Because it can be nailed down, the solar shingle can be installed very quickly—in two days rather than the weeks required for other solar roofs. That means that it’s much less expensive. Other solar roofs also spend as much as $5,000 per customer in marketing expenses. GAF, which is partnering with GAF Energy on the project, will work with its network of thousands of roofers to share the product instead. “When it rains out, that’s all the advertising a roofer needs,” DeBono says. “People call roofers.” The company also used materials that are available at a much larger scale than the specialty materials in competitive products.
“We’re half the cost of a Tesla solar roof,” he says. “But we are in line with traditional solar rack mounted solar. And this really makes the decision for a homeowner who is thinking about going solar very easy to get a solar roof—it’s a superior product.” The aesthetics are better, he says, and the savings from the shift to solar can also cover the cost of buying the new roof. The shingles can generate as much energy as traditional solar panels covering the same area.

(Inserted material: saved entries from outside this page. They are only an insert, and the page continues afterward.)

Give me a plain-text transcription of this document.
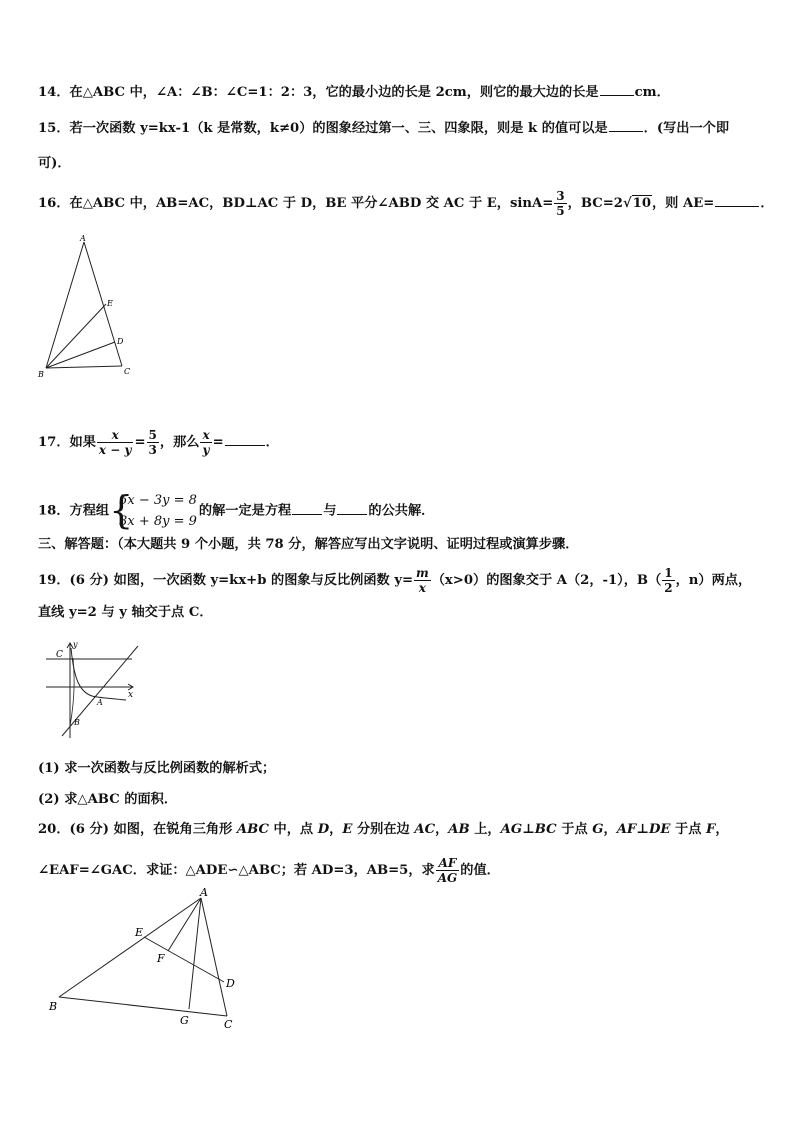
14．在△ABC 中，∠A：∠B：∠C=1：2：3，它的最小边的长是 2cm，则它的最大边的长是	cm．
15．若一次函数 y=kx-1（k 是常数，k≠0）的图象经过第一、三、四象限，则是 k 的值可以是	．(写出一个即
可)．
16．在△ABC 中，AB=AC，BD⊥AC 于 D，BE 平分∠ABD 交 AC 于 E，$\sin A= \frac{3}{5}$ ，BC=2√10，则 AE=	．
A
E
D
B	C
17．如果 $\frac{x}{x - y} = \frac{5}{3}$ ，那么 $\frac{x}{y}$ =	．
18．方程组 {
5x − 3y = 8
3x + 8y = 9
的解一定是方程 与 的公共解．
三、解答题：（本大题共 9 个小题，共 78 分，解答应写出文字说明、证明过程或演算步骤．
19．(6 分) 如图，一次函数 y=kx+b 的图象与反比例函数 $y= \frac{m}{x} (x>0)$的图象交于 A（2，-1），$B( \frac{1}{2}$ ，n）两点，
直线 y=2 与 y 轴交于点 C．
C
y
x
A
B
(1) 求一次函数与反比例函数的解析式；
(2) 求△ABC 的面积．
20．(6 分) 如图，在锐角三角形 ABC 中，点 D，E 分别在边 AC，AB 上，AG⊥BC 于点 G，AF⊥DE 于点 F，
∠EAF=∠GAC．求证：△ADE∽△ABC；若 AD=3，AB=5，求 $\frac{AF}{AG}$ 的值．
A
E
F
D
B
G	C
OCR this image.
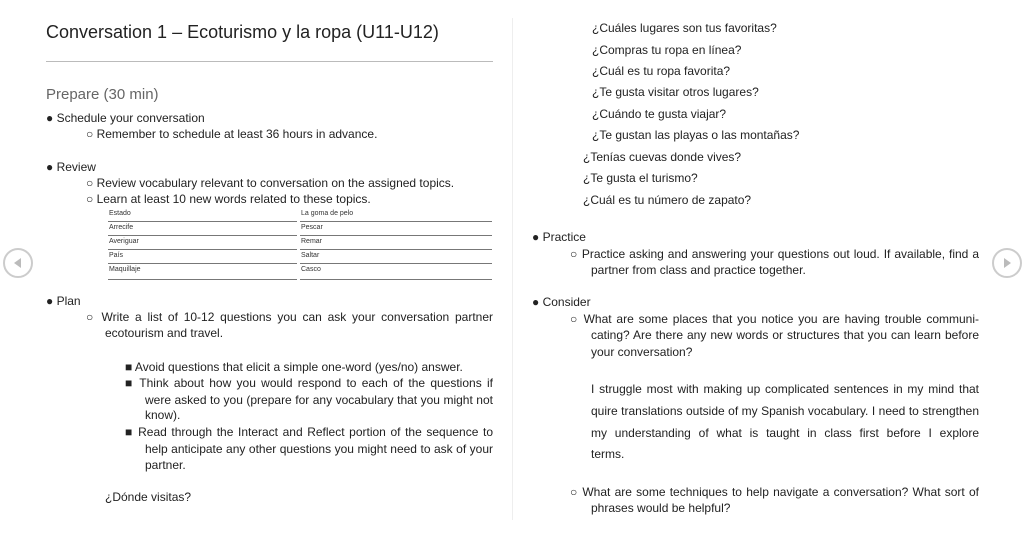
Conversation 1 – Ecoturismo y la ropa (U11-U12)
Prepare (30 min)
● Schedule your conversation
○ Remember to schedule at least 36 hours in advance.
● Review
○ Review vocabulary relevant to conversation on the assigned topics.
○ Learn at least 10 new words related to these topics.
Estado
Arrecife
Averiguar
País
Maquillaje
La goma de pelo
Pescar
Remar
Saltar
Casco
● Plan
○ Write a list of 10-12 questions you can ask your conversation partner
ecotourism and travel.
■ Avoid questions that elicit a simple one-word (yes/no) answer.
■ Think about how you would respond to each of the questions if
were asked to you (prepare for any vocabulary that you might not
know).
■ Read through the Interact and Reflect portion of the sequence to
help anticipate any other questions you might need to ask of your
partner.
¿Dónde visitas?
¿Cuáles lugares son tus favoritas?
¿Compras tu ropa en línea?
¿Cuál es tu ropa favorita?
¿Te gusta visitar otros lugares?
¿Cuándo te gusta viajar?
¿Te gustan las playas o las montañas?
¿Tenías cuevas donde vives?
¿Te gusta el turismo?
¿Cuál es tu número de zapato?
● Practice
○ Practice asking and answering your questions out loud. If available, find a
partner from class and practice together.
● Consider
○ What are some places that you notice you are having trouble communi-
cating? Are there any new words or structures that you can learn before
your conversation?
I struggle most with making up complicated sentences in my mind that
quire translations outside of my Spanish vocabulary. I need to strengthen
my understanding of what is taught in class first before I explore
terms.
○ What are some techniques to help navigate a conversation? What sort of
phrases would be helpful?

Roofers in the network will help homeowners evaluate whether their roof gets enough sunlight to be a good candidate for solar power, and then GAF Energy will use its own software to calculate where the solar shingles will be placed. It will also get solar permits and send materials, and when the installation is complete, it sends electricians to connect the panels to the grid (each panel easily plugs into each other during installation).
The company expects that its approach will help get solar on roofs much more quickly than it would have otherwise happened. The roofing industry is 20 times larger than solar, and around 5 million roofs are replaced in the U.S. each year, versus 200,000-300,000 homeowners that install solar panels, DeBono says. If only 10% of roofing customers choose solar shingles, it could eclipse the current industry.